I know my brother’s sarcasm comes from a place of hurt. He’s built a wall up around himself and is afraid to be vulnerable. He’s going through a season of disappointment about school and his finances, and I know the sarcasm is a defense mechanism.

I am still working on learning how to speak with grace and wisdom. I’m motivated by my children to master my tongue. I want them to know how to effectively communicate. I think the youth of today could avoid many of the issues they face if they learned how to communicate their expectations, wants and needs. It starts with us though. They need someone to model it for them.

What are your thoughts? Has sarcasm damaged a relationship in your life?

2 Replies to “Family Matters: Communication”

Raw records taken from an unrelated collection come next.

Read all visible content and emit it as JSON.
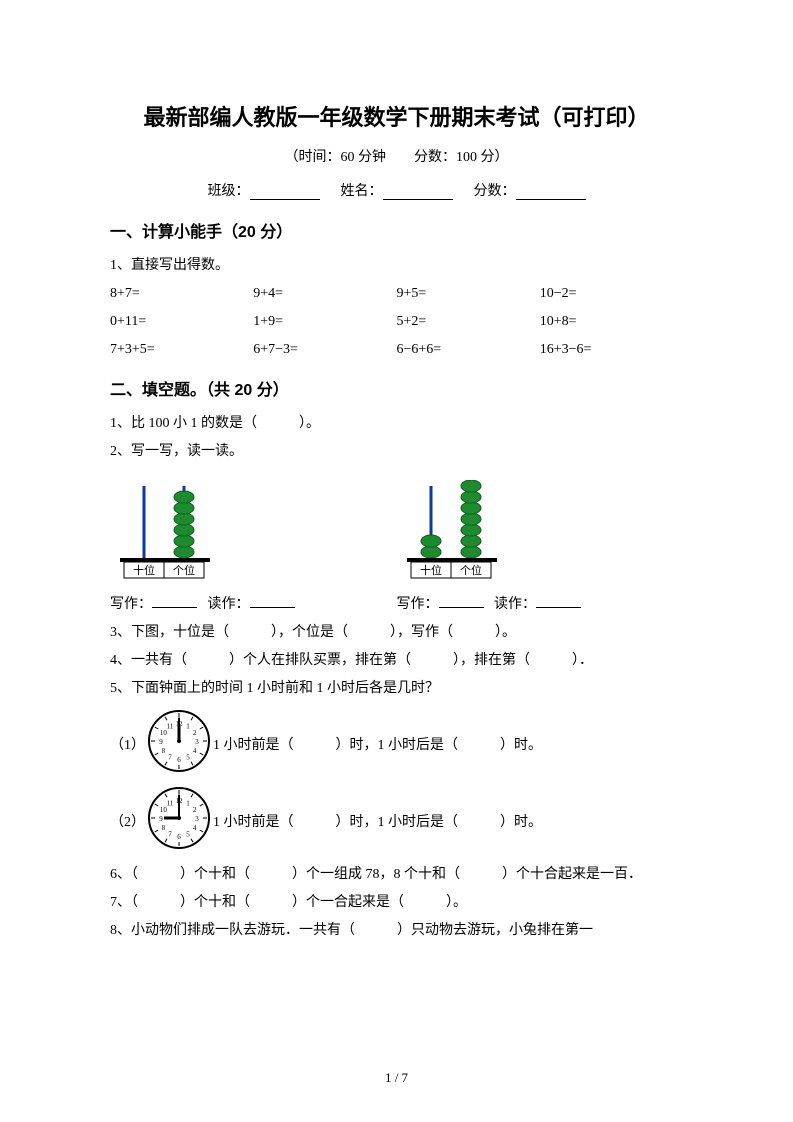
{
  "title": "最新部编人教版一年级数学下册期末考试（可打印）",
  "subtitle": "（时间：60 分钟　　分数：100 分）",
  "info": {
    "class": "班级：",
    "name": "姓名：",
    "score": "分数："
  },
  "s1": {
    "heading": "一、计算小能手（20 分）",
    "q1": "1、直接写出得数。",
    "rows": [
      [
        "8+7=",
        "9+4=",
        "9+5=",
        "10−2="
      ],
      [
        "0+11=",
        "1+9=",
        "5+2=",
        "10+8="
      ],
      [
        "7+3+5=",
        "6+7−3=",
        "6−6+6=",
        "16+3−6="
      ]
    ]
  },
  "s2": {
    "heading": "二、填空题。（共 20 分）",
    "q1": "1、比 100 小 1 的数是（　　　）。",
    "q2": "2、写一写，读一读。",
    "abacus1": {
      "tens_beads": 0,
      "ones_beads": 5,
      "tens_label": "十位",
      "ones_label": "个位",
      "bead_color": "#1e8c2e",
      "rod_color": "#0b3aa3"
    },
    "abacus2": {
      "tens_beads": 1,
      "ones_beads": 6,
      "tens_label": "十位",
      "ones_label": "个位",
      "bead_color": "#1e8c2e",
      "rod_color": "#0b3aa3"
    },
    "write": "写作：",
    "read": "读作：",
    "q3": "3、下图，十位是（　　　），个位是（　　　），写作（　　　）。",
    "q4": "4、一共有（　　　）个人在排队买票，排在第（　　　），排在第（　　　）．",
    "q5": "5、下面钟面上的时间 1 小时前和 1 小时后各是几时？",
    "q5_1a": "（1）",
    "q5_1b": "1 小时前是（　　　）时，1 小时后是（　　　）时。",
    "q5_2a": "（2）",
    "q5_2b": "1 小时前是（　　　）时，1 小时后是（　　　）时。",
    "clock1": {
      "hour": 12,
      "minute": 0
    },
    "clock2": {
      "hour": 9,
      "minute": 0
    },
    "q6": "6、（　　　）个十和（　　　）个一组成 78，8 个十和（　　　）个十合起来是一百．",
    "q7": "7、（　　　）个十和（　　　）个一合起来是（　　　）。",
    "q8": "8、小动物们排成一队去游玩．一共有（　　　）只动物去游玩，小兔排在第一"
  },
  "pager": "1 / 7"
}
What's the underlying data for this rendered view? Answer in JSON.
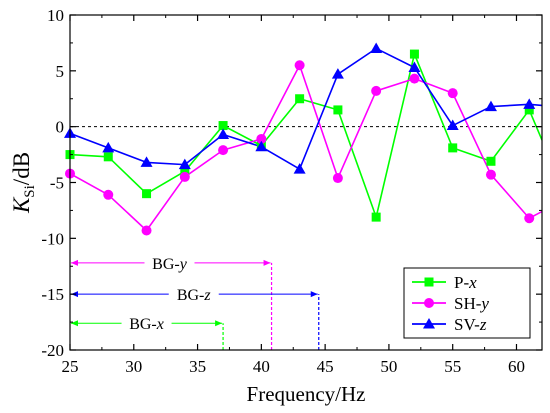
{
  "chart_data": {
    "type": "line",
    "xlabel": "Frequency/Hz",
    "ylabel": {
      "main": "K",
      "sub": "Si",
      "unit": "/dB"
    },
    "xlim": [
      25,
      62
    ],
    "ylim": [
      -20,
      10
    ],
    "x_ticks": [
      25,
      30,
      35,
      40,
      45,
      50,
      55,
      60
    ],
    "x_tick_labels": [
      "25",
      "30",
      "35",
      "40",
      "45",
      "50",
      "55",
      "60"
    ],
    "y_ticks": [
      -20,
      -15,
      -10,
      -5,
      0,
      5,
      10
    ],
    "y_tick_labels": [
      "-20",
      "-15",
      "-10",
      "-5",
      "0",
      "5",
      "10"
    ],
    "grid": false,
    "zero_line": {
      "y": 0,
      "style": "dashed",
      "color": "#000000"
    },
    "legend": {
      "placement": "bottom-right"
    },
    "series": [
      {
        "name": "P-x",
        "name_parts": [
          "P-",
          "x"
        ],
        "color": "#00ff00",
        "marker": "square",
        "x": [
          25,
          28,
          31,
          34,
          37,
          40,
          43,
          46,
          49,
          52,
          55,
          58,
          61,
          62
        ],
        "y": [
          -2.5,
          -2.7,
          -6.0,
          -4.0,
          0.1,
          -1.7,
          2.5,
          1.5,
          -8.1,
          6.5,
          -1.9,
          -3.1,
          1.5,
          -1.2
        ]
      },
      {
        "name": "SH-y",
        "name_parts": [
          "SH-",
          "y"
        ],
        "color": "#ff00ff",
        "marker": "circle",
        "x": [
          25,
          28,
          31,
          34,
          37,
          40,
          43,
          46,
          49,
          52,
          55,
          58,
          61,
          62
        ],
        "y": [
          -4.2,
          -6.1,
          -9.3,
          -4.5,
          -2.1,
          -1.1,
          5.5,
          -4.6,
          3.2,
          4.3,
          3.0,
          -4.3,
          -8.2,
          -7.6
        ]
      },
      {
        "name": "SV-z",
        "name_parts": [
          "SV-",
          "z"
        ],
        "color": "#0000ff",
        "marker": "triangle",
        "x": [
          25,
          28,
          31,
          34,
          37,
          40,
          43,
          46,
          49,
          52,
          55,
          58,
          61,
          62
        ],
        "y": [
          -0.6,
          -1.9,
          -3.2,
          -3.4,
          -0.7,
          -1.8,
          -3.8,
          4.7,
          7.0,
          5.3,
          0.1,
          1.8,
          2.0,
          1.9
        ]
      }
    ],
    "band_gaps": [
      {
        "label_parts": [
          "BG-",
          "y"
        ],
        "color": "#ff00ff",
        "x_start": 25,
        "x_end": 40.8,
        "arrow_y": -12.2,
        "label_x": 32.8
      },
      {
        "label_parts": [
          "BG-",
          "z"
        ],
        "color": "#0000ff",
        "x_start": 25,
        "x_end": 44.5,
        "arrow_y": -15.0,
        "label_x": 34.7
      },
      {
        "label_parts": [
          "BG-",
          "x"
        ],
        "color": "#00ff00",
        "x_start": 25,
        "x_end": 37.0,
        "arrow_y": -17.6,
        "label_x": 31.0
      }
    ]
  }
}
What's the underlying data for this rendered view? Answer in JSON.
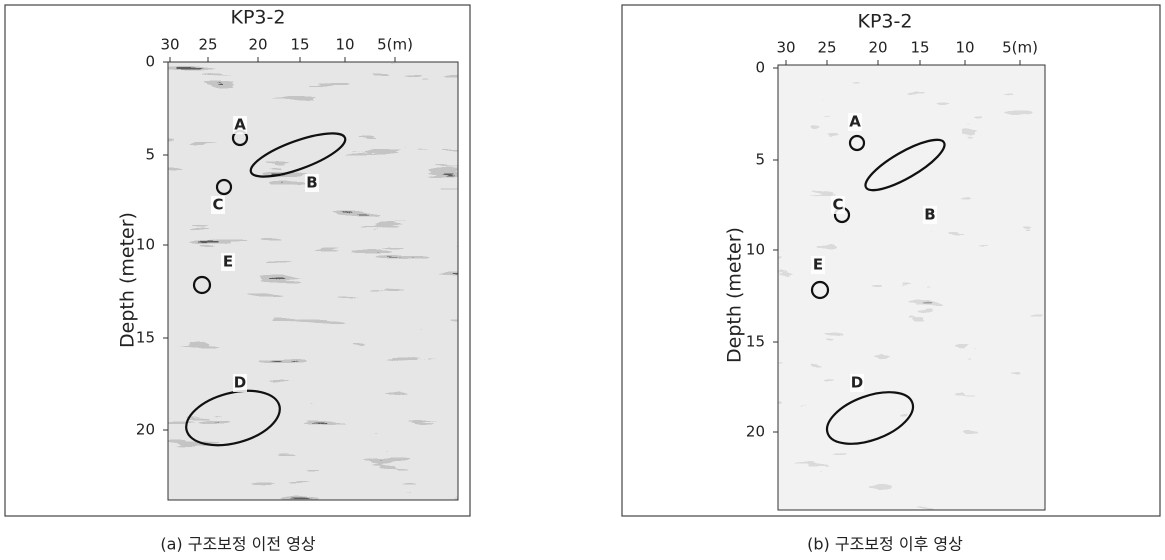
{
  "panels": [
    {
      "title": "KP3-2",
      "x_ticks": [
        "30",
        "25",
        "20",
        "15",
        "10",
        "5(m)"
      ],
      "y_ticks": [
        "0",
        "5",
        "10",
        "15",
        "20"
      ],
      "y_label": "Depth (meter)",
      "annotations": [
        "A",
        "B",
        "C",
        "E",
        "D"
      ],
      "caption": "(a) 구조보정 이전 영상"
    },
    {
      "title": "KP3-2",
      "x_ticks": [
        "30",
        "25",
        "20",
        "15",
        "10",
        "5(m)"
      ],
      "y_ticks": [
        "0",
        "5",
        "10",
        "15",
        "20"
      ],
      "y_label": "Depth (meter)",
      "annotations": [
        "A",
        "B",
        "C",
        "E",
        "D"
      ],
      "caption": "(b) 구조보정 이후 영상"
    }
  ]
}
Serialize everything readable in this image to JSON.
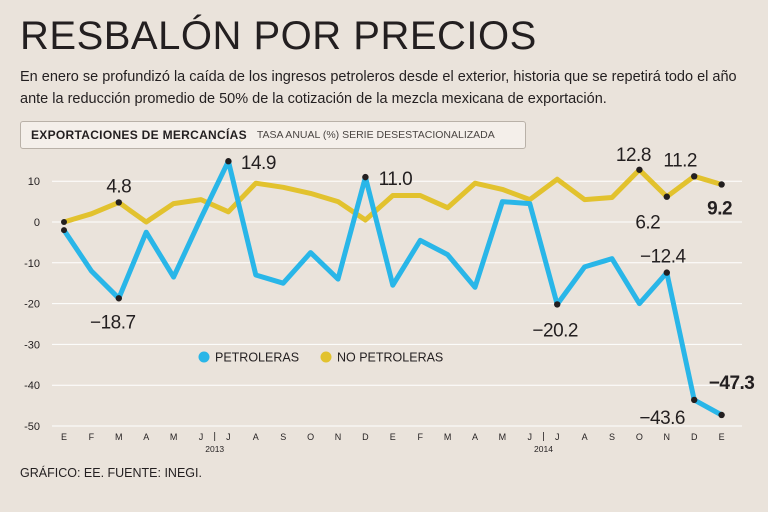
{
  "header": {
    "title": "RESBALÓN POR PRECIOS",
    "description": "En enero se profundizó la caída de los ingresos petroleros desde el exterior, historia que se repetirá todo el año ante la reducción promedio de 50% de la cotización de la mezcla mexicana de exportación."
  },
  "subheader": {
    "title": "EXPORTACIONES DE MERCANCÍAS",
    "note": "TASA ANUAL (%) SERIE DESESTACIONALIZADA"
  },
  "colors": {
    "petroleras": "#29b6e8",
    "no_petroleras": "#e2c22e",
    "background": "#eae3db"
  },
  "chart_data": {
    "type": "line",
    "title": "EXPORTACIONES DE MERCANCÍAS",
    "ylabel": "TASA ANUAL (%) SERIE DESESTACIONALIZADA",
    "ylim": [
      -50,
      15
    ],
    "yticks": [
      10,
      0,
      -10,
      -20,
      -30,
      -40,
      -50
    ],
    "categories": [
      "E",
      "F",
      "M",
      "A",
      "M",
      "J",
      "J",
      "A",
      "S",
      "O",
      "N",
      "D",
      "E",
      "F",
      "M",
      "A",
      "M",
      "J",
      "J",
      "A",
      "S",
      "O",
      "N",
      "D",
      "E"
    ],
    "year_labels": [
      {
        "label": "2013",
        "index": 5.5
      },
      {
        "label": "2014",
        "index": 17.5
      }
    ],
    "legend": [
      "PETROLERAS",
      "NO PETROLERAS"
    ],
    "legend_position": "lower-middle",
    "series": [
      {
        "name": "PETROLERAS",
        "values": [
          -2,
          -12,
          -18.7,
          -2.5,
          -13.5,
          1,
          14.9,
          -13,
          -15,
          -7.5,
          -14,
          11.0,
          -15.5,
          -4.5,
          -8,
          -16,
          5,
          4.5,
          -20.2,
          -11,
          -9,
          -20,
          -12.4,
          -43.6,
          -47.3
        ]
      },
      {
        "name": "NO PETROLERAS",
        "values": [
          0,
          2,
          4.8,
          0,
          4.5,
          5.5,
          2.5,
          9.5,
          8.5,
          7,
          5,
          0.5,
          6.5,
          6.5,
          3.5,
          9.5,
          8,
          5.5,
          10.5,
          5.5,
          6,
          12.8,
          6.2,
          11.2,
          9.2
        ]
      }
    ],
    "annotations": [
      {
        "series": "NO PETROLERAS",
        "index": 2,
        "label": "4.8"
      },
      {
        "series": "PETROLERAS",
        "index": 2,
        "label": "−18.7"
      },
      {
        "series": "PETROLERAS",
        "index": 6,
        "label": "14.9"
      },
      {
        "series": "PETROLERAS",
        "index": 11,
        "label": "11.0"
      },
      {
        "series": "PETROLERAS",
        "index": 18,
        "label": "−20.2"
      },
      {
        "series": "NO PETROLERAS",
        "index": 21,
        "label": "12.8"
      },
      {
        "series": "NO PETROLERAS",
        "index": 22,
        "label": "6.2"
      },
      {
        "series": "PETROLERAS",
        "index": 22,
        "label": "−12.4"
      },
      {
        "series": "NO PETROLERAS",
        "index": 23,
        "label": "11.2"
      },
      {
        "series": "NO PETROLERAS",
        "index": 24,
        "label": "9.2"
      },
      {
        "series": "PETROLERAS",
        "index": 23,
        "label": "−43.6"
      },
      {
        "series": "PETROLERAS",
        "index": 24,
        "label": "−47.3"
      }
    ]
  },
  "footer": {
    "source": "GRÁFICO: EE. FUENTE: INEGI."
  }
}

  1. Ouch!! I was also the owner of an iron tongue…I still make myself laugh at all the comebacks that roll through my head…just being honest. The one thing that caused me to rethink sarcasm is its definition of intent to harm. When I realized my “jokes” were hurting others, I begged God to reform me.
    Now, it seems I’m mostly on the other end, like yourself. Someone I love and do life with on a regular basis uses sarcasm as a defense. It hurts.
    I also just read your story on SDG and, I just love you even more. Thank you so much for sharing your life with us.

    1. Thanks so much Lisa for reading! I, too, laugh at the comebacks in my head and I think, “Ooooh, if it wasn’t for the Holy Spirit!!!!!”